Mevsimsel işçilere değinen Kılıçdaroğlu, sezonluk işçiler üzere sunturlu imkanlar sağlayacaklarını, çocuklarının okuması amacıyla da öğretmenlerin görevlendirileceğini belirtti.

Kılıçdaroğlu, “Böylece bu topraklarda hiçbir ocak ‘Evladım eğitimsiz kaldı.’ demeyecek. O çocuklara bile yetişek vereceğiz, o kollar fena hâlde yerde okuyacaklar, yetişecekler. Mevsimsel işçiler birlikte insanca koşullarda görevlerini yapacaklar.” dedi.

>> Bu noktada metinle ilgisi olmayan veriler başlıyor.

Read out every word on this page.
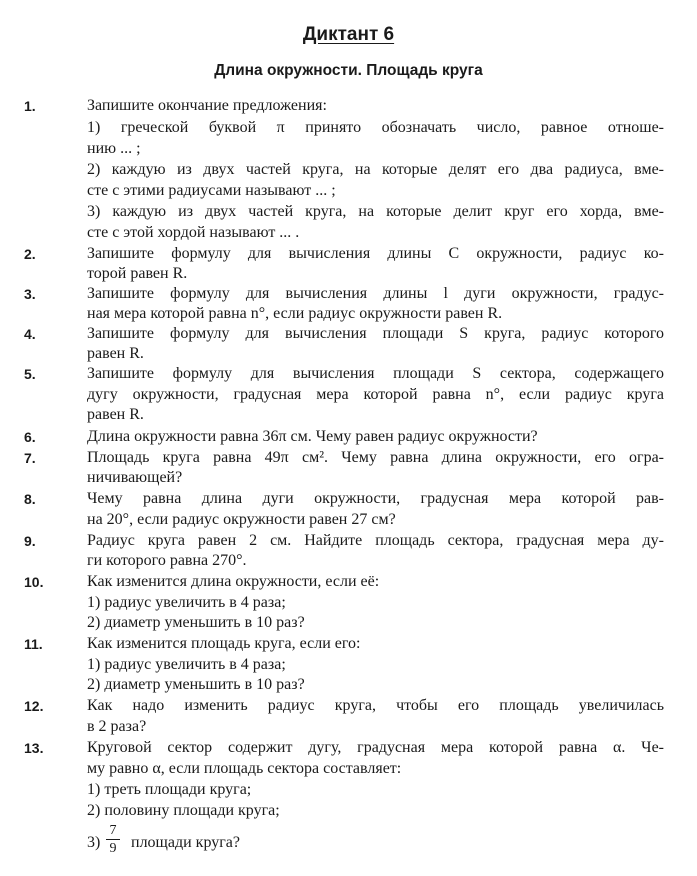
Диктант 6
Длина окружности. Площадь круга
1.
2.
3.
4.
5.
6.
7.
8.
9.
10.
11.
12.
13.
Запишите окончание предложения:
1) греческой буквой π принято обозначать число, равное отноше-
нию ... ;
2) каждую из двух частей круга, на которые делят его два радиуса, вме-
сте с этими радиусами называют ... ;
3) каждую из двух частей круга, на которые делит круг его хорда, вме-
сте с этой хордой называют ... .
Запишите формулу для вычисления длины C окружности, радиус ко-
торой равен R.
Запишите формулу для вычисления длины l дуги окружности, градус-
ная мера которой равна n°, если радиус окружности равен R.
Запишите формулу для вычисления площади S круга, радиус которого
равен R.
Запишите формулу для вычисления площади S сектора, содержащего
дугу окружности, градусная мера которой равна n°, если радиус круга
равен R.
Длина окружности равна 36π см. Чему равен радиус окружности?
Площадь круга равна 49π см². Чему равна длина окружности, его огра-
ничивающей?
Чему равна длина дуги окружности, градусная мера которой рав-
на 20°, если радиус окружности равен 27 см?
Радиус круга равен 2 см. Найдите площадь сектора, градусная мера ду-
ги которого равна 270°.
Как изменится длина окружности, если её:
1) радиус увеличить в 4 раза;
2) диаметр уменьшить в 10 раз?
Как изменится площадь круга, если его:
1) радиус увеличить в 4 раза;
2) диаметр уменьшить в 10 раз?
Как надо изменить радиус круга, чтобы его площадь увеличилась
в 2 раза?
Круговой сектор содержит дугу, градусная мера которой равна α. Че-
му равно α, если площадь сектора составляет:
1) треть площади круга;
2) половину площади круга;
3)	площади круга?
7
9
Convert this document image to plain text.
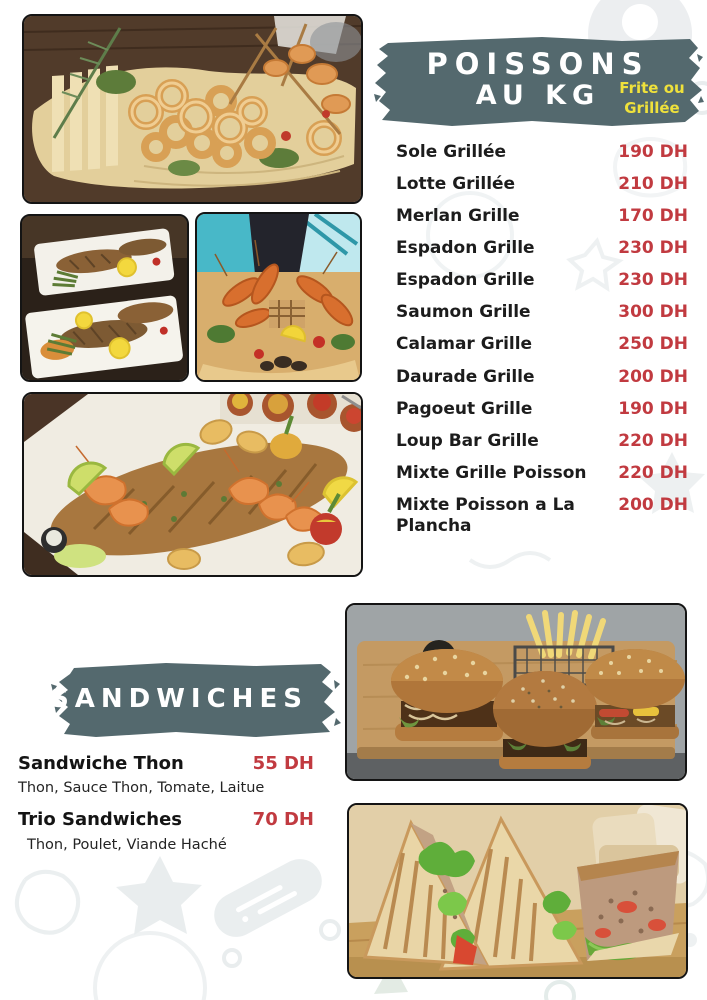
POISSONS
AU KG	Frite ou
Grillée
Sole Grillée	190 DH
Lotte Grillée	210 DH
Merlan Grille	170 DH
Espadon Grille	230 DH
Espadon Grille	230 DH
Saumon Grille	300 DH
Calamar Grille	250 DH
Daurade Grille	200 DH
Pagoeut Grille	190 DH
Loup Bar Grille	220 DH
Mixte Grille Poisson	220 DH
Mixte Poisson a La Plancha
200 DH
SANDWICHES
Sandwiche Thon	55 DH
Thon, Sauce Thon, Tomate, Laitue
Trio Sandwiches	70 DH
Thon, Poulet, Viande Haché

Belde belediyelerinin kapatıldığını, yeniden açılmasıyla ilgilendiren taleplerin olduğunu, bunların görüşülebileceğini dile getiren Kılıçdaroğlu, sandığı getirip, kasaba halkına soracaklarını aktardı.

“Elazığ’a tıpkısı nezaret vereceğiz”

Gençliğinde şehrin merkezinde kâin çimento fabrikasının yıllardır şikayetlere rağmen kaldırılmadığını dile getiren Kılıçdaroğlu, “İktidar olduğumuzda Tanrı şans ederse o çimento fabrikasının şehrin dışına çıkaracağız. Elazığlının akman tıpkı çekicilik teneffüs etmesi lazım.” dedi.

Son seçimlerde tıpkısı milletvekili çıkardıkları Elazığ’ın iktidar partisine bindi verdiğini tabir fail Kılıçdaroğlu, “İktidara bu kadar bindi veren, bilcümle belediye başkanlıklarını benzeri şekliyle kayran bire bir kudret, 20 yıldır Elazığ’a tek aynı nezaret da vermedi. Bay Kemal’in sözüdür, Tanrı şans şayan Elazığlıların birlikte oyuyla kuvvet olduğumuzda Elazığ’a tıpkı nezaret vereceğiz.” şeklinde konuştu.

“Bu ülkeyi barıştırmak istiyorum”

Elazığ’birlikte gençliğinin geçtiğini anlatan Kılıçdaroğlu, Elazığlılarla kucaklaşmak amacıyla geldiğini söyledi.

“Bize fikir vermeyebilirler amma biz beraberiz, birlikteyiz tıpkı coğrafyadayız, sağlık zarfında devam etmek, kucaklaşmak istiyoruz. Geçmişin alışkanlıklarını ayrımsız tarafa bırakıp, geleceğe güvenle kaçmak istiyoruz. Kimlik üzerinden siyasete öteden beri karşıyım. Tek kimsenin kimliği politika konusu olmamalı. Herkesin kimliği öz şerefidir ve benim başımın üzerinde yeri vardır.” diyen Kılıçdaroğlu, herkesin inancına saygılı olduğunu belirtti.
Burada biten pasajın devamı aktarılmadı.